Both of these things are true:
I have spent my entire life in the church.
I didn’t really know the traditional view of the doctrine of God until the last couple of years.
And here’s the sad thing: I am not in any way unique.
For many years now, various species of Social Trinitarianism have been ascendant in American Protestantism. Amongst progressives, you find a doctrine of God in which God reflects the diversity of his creation and is embraced in an eternal (and quite possibly progressing) dance. Amongst conservatives, you find a doctrine of God which explains our own longing for community—because God exists in a community, the line goes—and, more alarming still, explains the nature of male and female relationships. By anchoring their teaching on gender in the alleged eternal submission of the Son, well-intentioned evangelicals have implicitly taught tritheism for many years.
Having grown up with an evangelicalism that was simply part of that latter world, I never really understood the problem with ESS or even lazy assertions that human beings need community because they’re made in the image of a God who exists in community.

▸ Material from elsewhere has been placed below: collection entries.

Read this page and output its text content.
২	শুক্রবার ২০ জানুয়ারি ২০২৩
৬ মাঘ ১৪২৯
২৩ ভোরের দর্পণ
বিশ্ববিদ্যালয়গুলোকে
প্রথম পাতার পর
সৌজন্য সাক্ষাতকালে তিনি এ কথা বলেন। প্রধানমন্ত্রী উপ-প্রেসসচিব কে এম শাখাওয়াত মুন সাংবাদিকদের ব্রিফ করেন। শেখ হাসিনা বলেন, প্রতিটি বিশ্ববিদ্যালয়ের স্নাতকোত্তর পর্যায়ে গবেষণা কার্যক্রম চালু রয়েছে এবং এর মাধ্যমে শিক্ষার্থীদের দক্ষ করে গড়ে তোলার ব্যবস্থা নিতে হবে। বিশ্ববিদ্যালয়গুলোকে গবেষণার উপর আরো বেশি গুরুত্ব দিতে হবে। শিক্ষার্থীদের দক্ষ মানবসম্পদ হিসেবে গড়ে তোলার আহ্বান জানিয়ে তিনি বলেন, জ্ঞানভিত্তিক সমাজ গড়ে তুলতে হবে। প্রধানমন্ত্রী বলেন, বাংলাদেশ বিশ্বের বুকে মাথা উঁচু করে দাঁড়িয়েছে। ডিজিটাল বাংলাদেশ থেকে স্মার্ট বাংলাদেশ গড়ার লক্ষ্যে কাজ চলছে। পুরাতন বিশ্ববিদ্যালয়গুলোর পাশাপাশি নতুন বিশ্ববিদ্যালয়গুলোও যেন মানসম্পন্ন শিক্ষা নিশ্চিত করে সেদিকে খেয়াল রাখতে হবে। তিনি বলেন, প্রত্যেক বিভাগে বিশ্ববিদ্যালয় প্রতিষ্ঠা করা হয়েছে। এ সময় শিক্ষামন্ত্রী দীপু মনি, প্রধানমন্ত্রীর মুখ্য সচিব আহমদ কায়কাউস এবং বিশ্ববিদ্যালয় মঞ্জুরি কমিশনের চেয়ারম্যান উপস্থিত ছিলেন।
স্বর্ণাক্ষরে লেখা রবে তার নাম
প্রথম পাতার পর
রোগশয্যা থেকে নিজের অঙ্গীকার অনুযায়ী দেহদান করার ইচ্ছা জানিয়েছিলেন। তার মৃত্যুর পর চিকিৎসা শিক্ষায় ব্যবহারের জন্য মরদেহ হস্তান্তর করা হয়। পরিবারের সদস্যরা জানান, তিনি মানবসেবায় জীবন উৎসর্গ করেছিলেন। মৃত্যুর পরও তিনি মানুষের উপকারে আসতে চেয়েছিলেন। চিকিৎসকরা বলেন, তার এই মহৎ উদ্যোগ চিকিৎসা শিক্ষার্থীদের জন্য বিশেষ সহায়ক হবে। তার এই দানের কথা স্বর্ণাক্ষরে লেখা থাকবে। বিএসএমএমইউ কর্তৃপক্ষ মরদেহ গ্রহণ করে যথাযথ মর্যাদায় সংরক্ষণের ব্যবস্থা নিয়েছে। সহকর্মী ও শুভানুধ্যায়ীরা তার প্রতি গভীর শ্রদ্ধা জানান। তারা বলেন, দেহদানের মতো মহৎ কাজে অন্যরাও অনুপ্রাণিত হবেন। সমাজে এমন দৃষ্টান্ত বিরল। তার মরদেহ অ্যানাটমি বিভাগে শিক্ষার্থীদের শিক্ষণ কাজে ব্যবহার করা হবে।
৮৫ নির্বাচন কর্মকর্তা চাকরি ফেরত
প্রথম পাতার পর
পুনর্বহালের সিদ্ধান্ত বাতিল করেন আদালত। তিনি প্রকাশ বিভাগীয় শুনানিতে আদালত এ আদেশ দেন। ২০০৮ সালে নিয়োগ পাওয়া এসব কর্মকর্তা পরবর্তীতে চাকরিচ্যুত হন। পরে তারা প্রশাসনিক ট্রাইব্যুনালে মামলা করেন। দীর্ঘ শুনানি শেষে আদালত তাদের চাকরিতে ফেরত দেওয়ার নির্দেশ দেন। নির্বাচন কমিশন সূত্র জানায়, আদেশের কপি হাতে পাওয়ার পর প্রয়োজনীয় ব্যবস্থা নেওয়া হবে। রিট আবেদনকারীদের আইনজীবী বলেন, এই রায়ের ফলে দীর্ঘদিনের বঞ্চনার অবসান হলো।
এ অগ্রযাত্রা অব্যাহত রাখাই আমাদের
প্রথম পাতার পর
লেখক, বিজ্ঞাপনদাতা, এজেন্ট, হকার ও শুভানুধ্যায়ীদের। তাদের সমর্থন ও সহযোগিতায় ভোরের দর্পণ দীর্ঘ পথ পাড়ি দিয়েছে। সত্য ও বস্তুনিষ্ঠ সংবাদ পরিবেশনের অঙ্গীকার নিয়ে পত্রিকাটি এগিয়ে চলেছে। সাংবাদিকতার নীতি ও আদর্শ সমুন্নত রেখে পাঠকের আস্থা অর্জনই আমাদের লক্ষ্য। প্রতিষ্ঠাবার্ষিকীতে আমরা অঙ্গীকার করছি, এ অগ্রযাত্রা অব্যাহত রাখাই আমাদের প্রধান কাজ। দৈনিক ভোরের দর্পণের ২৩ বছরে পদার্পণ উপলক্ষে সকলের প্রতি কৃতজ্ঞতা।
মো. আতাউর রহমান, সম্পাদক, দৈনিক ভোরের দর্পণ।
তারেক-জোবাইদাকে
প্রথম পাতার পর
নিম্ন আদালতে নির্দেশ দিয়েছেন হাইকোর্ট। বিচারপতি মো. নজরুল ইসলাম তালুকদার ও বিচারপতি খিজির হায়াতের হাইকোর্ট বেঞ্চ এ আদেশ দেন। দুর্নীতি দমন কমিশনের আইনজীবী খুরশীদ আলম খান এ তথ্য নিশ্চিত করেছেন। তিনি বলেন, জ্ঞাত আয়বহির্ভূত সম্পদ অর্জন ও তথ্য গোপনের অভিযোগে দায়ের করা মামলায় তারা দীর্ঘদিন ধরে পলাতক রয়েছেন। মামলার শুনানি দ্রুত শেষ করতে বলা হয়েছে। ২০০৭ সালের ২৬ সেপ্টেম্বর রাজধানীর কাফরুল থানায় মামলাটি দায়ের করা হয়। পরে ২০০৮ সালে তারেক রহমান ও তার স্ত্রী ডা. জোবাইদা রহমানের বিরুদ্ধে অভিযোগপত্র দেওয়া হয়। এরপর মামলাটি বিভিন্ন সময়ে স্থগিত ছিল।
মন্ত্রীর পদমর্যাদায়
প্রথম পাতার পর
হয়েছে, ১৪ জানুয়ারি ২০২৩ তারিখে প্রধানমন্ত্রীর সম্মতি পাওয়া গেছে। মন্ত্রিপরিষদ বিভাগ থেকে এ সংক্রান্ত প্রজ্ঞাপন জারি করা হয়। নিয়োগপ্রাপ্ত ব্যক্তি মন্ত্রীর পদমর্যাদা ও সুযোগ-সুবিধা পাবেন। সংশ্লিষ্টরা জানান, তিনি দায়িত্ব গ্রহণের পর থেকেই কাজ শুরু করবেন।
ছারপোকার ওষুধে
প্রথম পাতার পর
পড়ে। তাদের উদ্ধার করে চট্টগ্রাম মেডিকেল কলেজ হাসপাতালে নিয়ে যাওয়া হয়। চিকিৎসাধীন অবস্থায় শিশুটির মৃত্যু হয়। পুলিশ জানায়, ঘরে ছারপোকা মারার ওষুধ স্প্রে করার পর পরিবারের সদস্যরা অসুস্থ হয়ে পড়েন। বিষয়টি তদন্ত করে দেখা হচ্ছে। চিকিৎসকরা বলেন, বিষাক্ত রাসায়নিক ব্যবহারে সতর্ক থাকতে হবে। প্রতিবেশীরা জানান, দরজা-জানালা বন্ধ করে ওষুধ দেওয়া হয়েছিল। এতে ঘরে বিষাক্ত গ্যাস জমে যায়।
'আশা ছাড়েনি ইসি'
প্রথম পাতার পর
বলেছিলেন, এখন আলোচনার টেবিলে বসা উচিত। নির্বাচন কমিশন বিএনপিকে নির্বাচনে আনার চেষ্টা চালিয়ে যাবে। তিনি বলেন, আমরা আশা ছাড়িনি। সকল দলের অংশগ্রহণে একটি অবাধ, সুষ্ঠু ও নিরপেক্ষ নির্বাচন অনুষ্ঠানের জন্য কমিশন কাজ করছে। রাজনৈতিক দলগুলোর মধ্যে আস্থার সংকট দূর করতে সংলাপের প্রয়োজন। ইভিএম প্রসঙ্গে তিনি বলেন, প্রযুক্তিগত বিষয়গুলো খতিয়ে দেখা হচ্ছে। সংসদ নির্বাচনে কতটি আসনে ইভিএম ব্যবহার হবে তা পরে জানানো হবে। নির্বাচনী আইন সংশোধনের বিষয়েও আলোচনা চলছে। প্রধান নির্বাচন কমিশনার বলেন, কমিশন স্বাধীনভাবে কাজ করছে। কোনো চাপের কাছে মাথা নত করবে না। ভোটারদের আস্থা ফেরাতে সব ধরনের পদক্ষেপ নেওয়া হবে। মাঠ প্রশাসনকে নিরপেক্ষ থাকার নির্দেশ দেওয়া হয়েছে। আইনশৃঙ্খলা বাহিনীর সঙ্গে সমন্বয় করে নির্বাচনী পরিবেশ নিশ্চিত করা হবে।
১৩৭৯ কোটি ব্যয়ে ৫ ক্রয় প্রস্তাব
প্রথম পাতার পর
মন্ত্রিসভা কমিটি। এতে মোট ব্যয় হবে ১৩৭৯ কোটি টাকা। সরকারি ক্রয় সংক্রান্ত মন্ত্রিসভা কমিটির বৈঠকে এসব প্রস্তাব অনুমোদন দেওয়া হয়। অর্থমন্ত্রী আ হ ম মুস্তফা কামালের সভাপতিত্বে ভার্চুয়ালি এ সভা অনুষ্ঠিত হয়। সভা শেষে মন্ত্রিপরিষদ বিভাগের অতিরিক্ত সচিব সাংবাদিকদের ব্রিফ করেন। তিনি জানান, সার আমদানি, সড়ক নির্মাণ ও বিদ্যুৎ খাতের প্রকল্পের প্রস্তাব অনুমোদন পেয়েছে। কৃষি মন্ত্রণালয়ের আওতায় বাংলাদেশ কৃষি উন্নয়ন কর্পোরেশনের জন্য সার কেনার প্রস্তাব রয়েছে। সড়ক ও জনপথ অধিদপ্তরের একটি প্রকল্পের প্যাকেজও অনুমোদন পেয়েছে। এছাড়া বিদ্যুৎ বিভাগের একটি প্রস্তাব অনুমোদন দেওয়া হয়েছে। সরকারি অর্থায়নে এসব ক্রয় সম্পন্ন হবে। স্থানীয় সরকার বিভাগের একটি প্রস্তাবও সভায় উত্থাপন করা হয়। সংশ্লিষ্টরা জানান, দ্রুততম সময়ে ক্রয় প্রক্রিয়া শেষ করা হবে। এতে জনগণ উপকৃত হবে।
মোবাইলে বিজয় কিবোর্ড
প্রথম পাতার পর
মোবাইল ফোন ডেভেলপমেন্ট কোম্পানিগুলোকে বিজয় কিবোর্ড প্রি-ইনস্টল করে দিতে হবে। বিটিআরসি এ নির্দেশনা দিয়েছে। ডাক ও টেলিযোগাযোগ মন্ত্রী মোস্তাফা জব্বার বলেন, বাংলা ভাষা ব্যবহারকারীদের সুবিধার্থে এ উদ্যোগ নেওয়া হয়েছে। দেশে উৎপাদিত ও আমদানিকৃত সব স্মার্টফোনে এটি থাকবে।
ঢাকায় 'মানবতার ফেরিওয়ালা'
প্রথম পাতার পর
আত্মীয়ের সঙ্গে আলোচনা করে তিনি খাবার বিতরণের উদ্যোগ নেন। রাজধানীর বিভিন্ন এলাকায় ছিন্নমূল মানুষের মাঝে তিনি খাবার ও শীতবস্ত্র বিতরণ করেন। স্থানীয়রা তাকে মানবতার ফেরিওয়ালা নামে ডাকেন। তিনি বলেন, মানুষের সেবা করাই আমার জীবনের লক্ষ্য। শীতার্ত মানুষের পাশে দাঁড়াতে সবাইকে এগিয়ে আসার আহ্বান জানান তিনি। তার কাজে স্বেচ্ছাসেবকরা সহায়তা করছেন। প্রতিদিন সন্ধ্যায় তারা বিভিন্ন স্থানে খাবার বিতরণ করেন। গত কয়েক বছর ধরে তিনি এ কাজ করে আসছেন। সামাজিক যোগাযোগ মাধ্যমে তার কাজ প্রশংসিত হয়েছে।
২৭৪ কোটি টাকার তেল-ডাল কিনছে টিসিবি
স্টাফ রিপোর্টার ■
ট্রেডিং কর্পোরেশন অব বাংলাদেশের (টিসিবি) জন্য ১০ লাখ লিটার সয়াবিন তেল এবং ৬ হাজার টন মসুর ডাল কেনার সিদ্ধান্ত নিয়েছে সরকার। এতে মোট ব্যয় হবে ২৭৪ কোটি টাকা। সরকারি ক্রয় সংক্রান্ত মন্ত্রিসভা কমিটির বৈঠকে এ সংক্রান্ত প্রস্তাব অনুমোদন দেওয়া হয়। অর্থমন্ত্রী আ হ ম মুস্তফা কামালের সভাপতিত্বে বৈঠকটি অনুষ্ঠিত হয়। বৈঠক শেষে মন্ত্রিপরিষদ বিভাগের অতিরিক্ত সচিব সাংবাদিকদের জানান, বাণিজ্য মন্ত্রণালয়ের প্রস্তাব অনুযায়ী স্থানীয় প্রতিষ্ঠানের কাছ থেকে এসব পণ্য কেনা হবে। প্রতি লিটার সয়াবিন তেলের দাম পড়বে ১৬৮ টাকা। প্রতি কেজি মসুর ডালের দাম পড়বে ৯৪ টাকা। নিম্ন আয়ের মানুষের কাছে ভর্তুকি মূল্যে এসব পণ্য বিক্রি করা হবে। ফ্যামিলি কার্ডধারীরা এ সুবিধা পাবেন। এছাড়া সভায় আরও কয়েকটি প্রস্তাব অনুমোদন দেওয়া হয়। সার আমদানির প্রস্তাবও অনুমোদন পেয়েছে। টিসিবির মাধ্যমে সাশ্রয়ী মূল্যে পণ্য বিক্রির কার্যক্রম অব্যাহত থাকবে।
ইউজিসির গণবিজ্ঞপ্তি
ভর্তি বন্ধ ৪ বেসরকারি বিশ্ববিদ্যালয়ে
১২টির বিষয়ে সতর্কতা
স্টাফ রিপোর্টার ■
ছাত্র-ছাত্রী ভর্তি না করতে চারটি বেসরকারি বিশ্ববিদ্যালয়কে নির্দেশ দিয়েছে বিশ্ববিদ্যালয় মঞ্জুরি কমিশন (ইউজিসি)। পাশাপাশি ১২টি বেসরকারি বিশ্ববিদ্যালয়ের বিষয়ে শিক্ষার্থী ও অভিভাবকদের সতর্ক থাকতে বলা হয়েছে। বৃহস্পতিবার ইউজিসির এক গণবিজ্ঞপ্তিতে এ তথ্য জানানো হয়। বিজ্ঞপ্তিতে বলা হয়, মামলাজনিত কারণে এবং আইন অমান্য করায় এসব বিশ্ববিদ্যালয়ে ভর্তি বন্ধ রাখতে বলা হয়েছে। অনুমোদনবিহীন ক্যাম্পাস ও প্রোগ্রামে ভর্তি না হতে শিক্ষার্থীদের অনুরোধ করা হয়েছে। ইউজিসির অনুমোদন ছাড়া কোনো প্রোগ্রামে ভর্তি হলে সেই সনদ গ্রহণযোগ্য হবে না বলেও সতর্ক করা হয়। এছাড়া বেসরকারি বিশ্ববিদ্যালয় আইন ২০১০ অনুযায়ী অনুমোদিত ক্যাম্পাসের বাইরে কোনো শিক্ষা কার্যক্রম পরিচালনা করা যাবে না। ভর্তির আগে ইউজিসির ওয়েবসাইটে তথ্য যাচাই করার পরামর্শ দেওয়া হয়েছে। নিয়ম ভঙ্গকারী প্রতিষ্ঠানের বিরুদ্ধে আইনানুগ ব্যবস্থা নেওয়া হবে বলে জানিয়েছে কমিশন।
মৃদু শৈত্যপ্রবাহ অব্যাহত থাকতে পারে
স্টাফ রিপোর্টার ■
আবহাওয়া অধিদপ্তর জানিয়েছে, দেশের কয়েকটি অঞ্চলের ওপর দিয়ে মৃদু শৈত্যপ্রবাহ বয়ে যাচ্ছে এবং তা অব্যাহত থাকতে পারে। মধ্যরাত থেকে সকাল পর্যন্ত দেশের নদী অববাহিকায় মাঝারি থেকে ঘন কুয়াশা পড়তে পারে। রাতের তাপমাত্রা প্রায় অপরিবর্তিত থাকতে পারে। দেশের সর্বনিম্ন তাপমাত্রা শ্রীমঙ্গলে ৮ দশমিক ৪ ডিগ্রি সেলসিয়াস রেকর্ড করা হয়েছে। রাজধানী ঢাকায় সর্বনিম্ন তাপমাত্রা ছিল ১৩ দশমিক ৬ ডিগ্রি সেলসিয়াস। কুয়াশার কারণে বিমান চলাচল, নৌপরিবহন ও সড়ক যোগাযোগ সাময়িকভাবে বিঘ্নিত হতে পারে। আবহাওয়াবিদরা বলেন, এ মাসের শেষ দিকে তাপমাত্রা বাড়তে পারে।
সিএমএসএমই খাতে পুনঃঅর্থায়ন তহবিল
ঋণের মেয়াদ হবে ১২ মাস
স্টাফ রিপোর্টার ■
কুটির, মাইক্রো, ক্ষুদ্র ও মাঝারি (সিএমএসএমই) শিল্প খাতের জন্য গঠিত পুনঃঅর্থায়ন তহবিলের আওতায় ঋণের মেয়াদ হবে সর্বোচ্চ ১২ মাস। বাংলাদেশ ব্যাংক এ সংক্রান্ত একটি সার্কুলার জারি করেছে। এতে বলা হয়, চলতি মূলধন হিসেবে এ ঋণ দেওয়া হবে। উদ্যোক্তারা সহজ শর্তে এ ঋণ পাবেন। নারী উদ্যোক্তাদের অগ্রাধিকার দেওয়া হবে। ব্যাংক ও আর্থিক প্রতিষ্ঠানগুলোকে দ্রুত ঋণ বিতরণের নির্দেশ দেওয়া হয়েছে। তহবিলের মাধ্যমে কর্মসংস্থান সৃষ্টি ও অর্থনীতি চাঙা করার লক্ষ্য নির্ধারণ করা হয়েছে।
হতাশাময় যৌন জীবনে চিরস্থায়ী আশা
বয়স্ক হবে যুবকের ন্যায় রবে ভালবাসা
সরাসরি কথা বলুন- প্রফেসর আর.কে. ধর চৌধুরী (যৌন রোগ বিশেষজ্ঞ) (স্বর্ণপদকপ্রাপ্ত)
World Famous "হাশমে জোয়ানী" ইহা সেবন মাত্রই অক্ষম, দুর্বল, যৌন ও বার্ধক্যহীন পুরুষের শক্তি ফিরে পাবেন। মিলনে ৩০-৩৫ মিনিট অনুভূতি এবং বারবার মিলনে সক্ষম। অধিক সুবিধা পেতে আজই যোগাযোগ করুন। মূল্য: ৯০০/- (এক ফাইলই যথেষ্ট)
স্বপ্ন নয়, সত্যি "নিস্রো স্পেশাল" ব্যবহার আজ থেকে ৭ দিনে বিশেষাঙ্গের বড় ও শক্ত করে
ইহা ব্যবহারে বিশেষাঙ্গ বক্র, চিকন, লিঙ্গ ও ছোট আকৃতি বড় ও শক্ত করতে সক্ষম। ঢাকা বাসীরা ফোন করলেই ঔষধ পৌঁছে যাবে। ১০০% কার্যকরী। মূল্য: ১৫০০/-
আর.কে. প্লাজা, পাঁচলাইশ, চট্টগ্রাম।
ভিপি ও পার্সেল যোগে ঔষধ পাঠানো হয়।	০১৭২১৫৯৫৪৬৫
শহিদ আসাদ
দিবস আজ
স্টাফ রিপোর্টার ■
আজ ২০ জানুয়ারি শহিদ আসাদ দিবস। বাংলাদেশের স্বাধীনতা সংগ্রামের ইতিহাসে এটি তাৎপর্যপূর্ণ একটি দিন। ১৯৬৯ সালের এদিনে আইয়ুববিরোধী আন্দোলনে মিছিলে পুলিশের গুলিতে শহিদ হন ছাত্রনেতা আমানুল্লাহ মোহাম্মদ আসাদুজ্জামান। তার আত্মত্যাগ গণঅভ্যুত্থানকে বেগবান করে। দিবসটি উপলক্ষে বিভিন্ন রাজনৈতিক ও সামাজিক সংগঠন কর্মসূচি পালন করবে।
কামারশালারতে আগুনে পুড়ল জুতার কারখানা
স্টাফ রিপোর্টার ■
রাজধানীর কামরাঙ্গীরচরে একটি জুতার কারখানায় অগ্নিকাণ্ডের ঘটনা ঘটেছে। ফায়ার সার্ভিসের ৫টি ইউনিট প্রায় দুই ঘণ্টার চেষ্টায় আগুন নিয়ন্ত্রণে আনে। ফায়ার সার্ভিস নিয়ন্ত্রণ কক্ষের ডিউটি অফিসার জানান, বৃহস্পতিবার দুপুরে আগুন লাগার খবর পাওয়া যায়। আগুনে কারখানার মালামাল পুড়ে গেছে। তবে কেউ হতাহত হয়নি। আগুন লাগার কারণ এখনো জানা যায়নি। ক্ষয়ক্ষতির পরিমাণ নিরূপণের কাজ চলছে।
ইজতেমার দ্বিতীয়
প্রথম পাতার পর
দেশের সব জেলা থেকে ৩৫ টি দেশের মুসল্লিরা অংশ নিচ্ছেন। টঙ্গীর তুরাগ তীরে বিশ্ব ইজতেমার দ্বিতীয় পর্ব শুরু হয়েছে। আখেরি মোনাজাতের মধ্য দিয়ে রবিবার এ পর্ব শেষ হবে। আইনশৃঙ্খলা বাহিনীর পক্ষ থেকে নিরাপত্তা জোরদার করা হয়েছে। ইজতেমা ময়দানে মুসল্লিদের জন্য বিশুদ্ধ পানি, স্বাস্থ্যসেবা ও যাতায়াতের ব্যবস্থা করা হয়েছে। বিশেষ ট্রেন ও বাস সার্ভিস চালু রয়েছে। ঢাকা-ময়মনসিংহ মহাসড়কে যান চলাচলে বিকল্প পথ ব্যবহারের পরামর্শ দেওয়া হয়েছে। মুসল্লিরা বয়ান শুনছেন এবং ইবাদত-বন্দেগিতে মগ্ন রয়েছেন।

Thankfully, the last several years have helped to clarify these questions for me immensely. Many of the people who have been most helpful to me are featured in a new volume we are producing over at the Davenant Institute. The title is God of Our Fathers. It includes essays from Hillsdale College’s E. J. Hutchinson, Mere Fidelity host Alastair Roberts, and a number of other fine scholars.
If you have followed the trinitarian debate of the past few years (helpfully recapped by Dr. Cleveland over on the main page), then you may at some point have been looking for a basic presentation of the traditional view. We hope that this book can be that entry point—an explanation of classical theism as well as something that explains why this issue is of such central concern for all Christians.